In water treatment processes the dominant membrane processes are reverse osmosis (desalination) and ultrafiltration (pre-treatment RO, disinfection), but there is also an upcoming market for hollow filtration nanofiltration membranes that do retain low molecular weight dissolved organics (e.g. compounds of emerging concern) but allow ion-transport, i.e. salt(s) passing the membrane in order to avoid high osmotic pressure. Existing reversed osmosis (RO) membranes can remove both salts and organics, but high energy consumption is hampering this process in many applications. And in potable water applications e.g., one need to (re) mineralize the RO permeate in order to get the correct water quality. Also the generated high saline concentrate stream is expensive to treat.
In this session we want to focus on new developments in the water treatment markets, with a focus on the compounds of emerging concern using existing or new membrane filtration processes.
Dr. Piotr Dlugolecki – Berghof Membrane Technology, Germany
Piotr Dlugolecki is energetic and hardworking leader with a 10+ years of experience in leading technical, engineering and R&D teams in water sector with special attention to membrane processes.

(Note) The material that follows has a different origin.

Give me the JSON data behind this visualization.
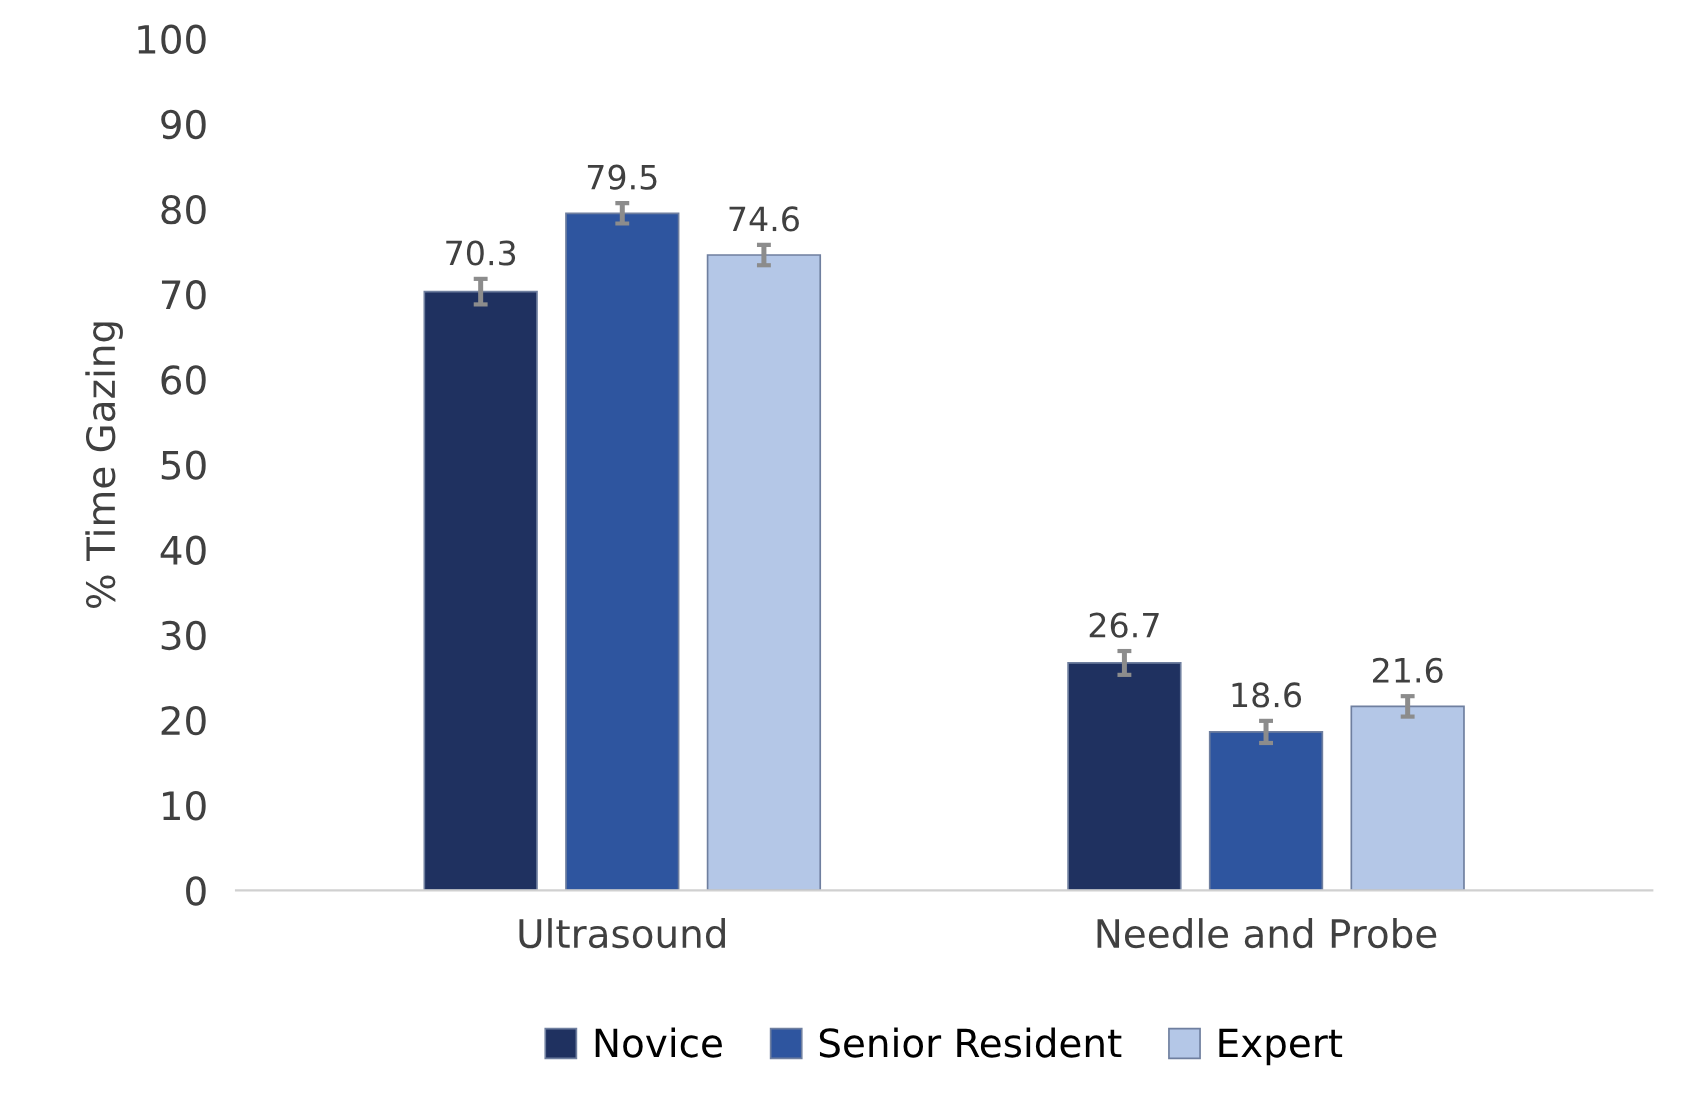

He has strong professional skills in innovation, leadership, strategy planning, product development and IP management.
Piotr Dlugolecki is a PhD graduate in field of membrane technology of University of Twente (The Netherlands).
From 2009 until end of 2017 Piotr played major role in technology development in the successful start-up company Voltea which was founded to commercialize Membrane Capacitive Deionization (MCDI) technology.
Since early 2017 Piotr is working as Head of Technology at Berghof Membranes.
Dr. Joris de Grooth – NX Filtration, The Netherlands
Joris de Grooth is experienced in developing new membranes for emerging applications. A notable example is the development of Layer-by-Layer based nanofiltration membranes for the removal of medicines from (waste) water that are now produced by NXF. He has a proven track-record in translating a fundamental understanding of membrane physics and chemistry to actual products and application. He is specialized in both nanofiltration and microfiltration membranes and applications, e.g. removal of pesticides, medicines or colour from waste water, the clarification of beer broth, and developing cleaning strategies for fouled membranes to ensure stable operation.
Prof. Dr. Walter van der Meer, Oasen/University of Twente, The Netherlands
Prof. Dr. Walter van der Meer is CEO of drinking water utility Oasen, and also part-time Professor Membrane Technology and Engineering for Water Treatment at the University of Twente.
Prof. Dr. E. Cornelissen, KWR, The Netherlands
Prof. dr. ir. Emile Cornelissen is a Senior Scientific Researcher at KWR Watercycle Research Institute in the Netherlands and part-time Professor at the Particle and Interfacial Technology Group at the University of Ghent in Belgium (since 2017). He works also as a Visiting Scientist at the Singapore Membrane Technology Centre (SMTC) at the NTU in Singapore (since 2014). He obtained his Chemical Engineering MSc degree (1992) and his Chemical Engineering PhD degree (1997) at the University of Twente (the Netherlands). From 1997-2002 he worked as a Process Engineer at Seghers better technology for Water in Belgium and worked on membrane filtration in waste water treatment. Since 2003 he is a Senior Scientific Researcher at KWR Watercycle Research Institute and his research topics include membrane fouling and cleaning, rejection of emerging contaminants by pressure driven membranes and developing innovative processesHe published more than 86 papers in well-respected scientific journals (h-factor of 31), co-filed 4 patents and written three book chapters. He received several innovation awards in the field water treatment and membrane filtration.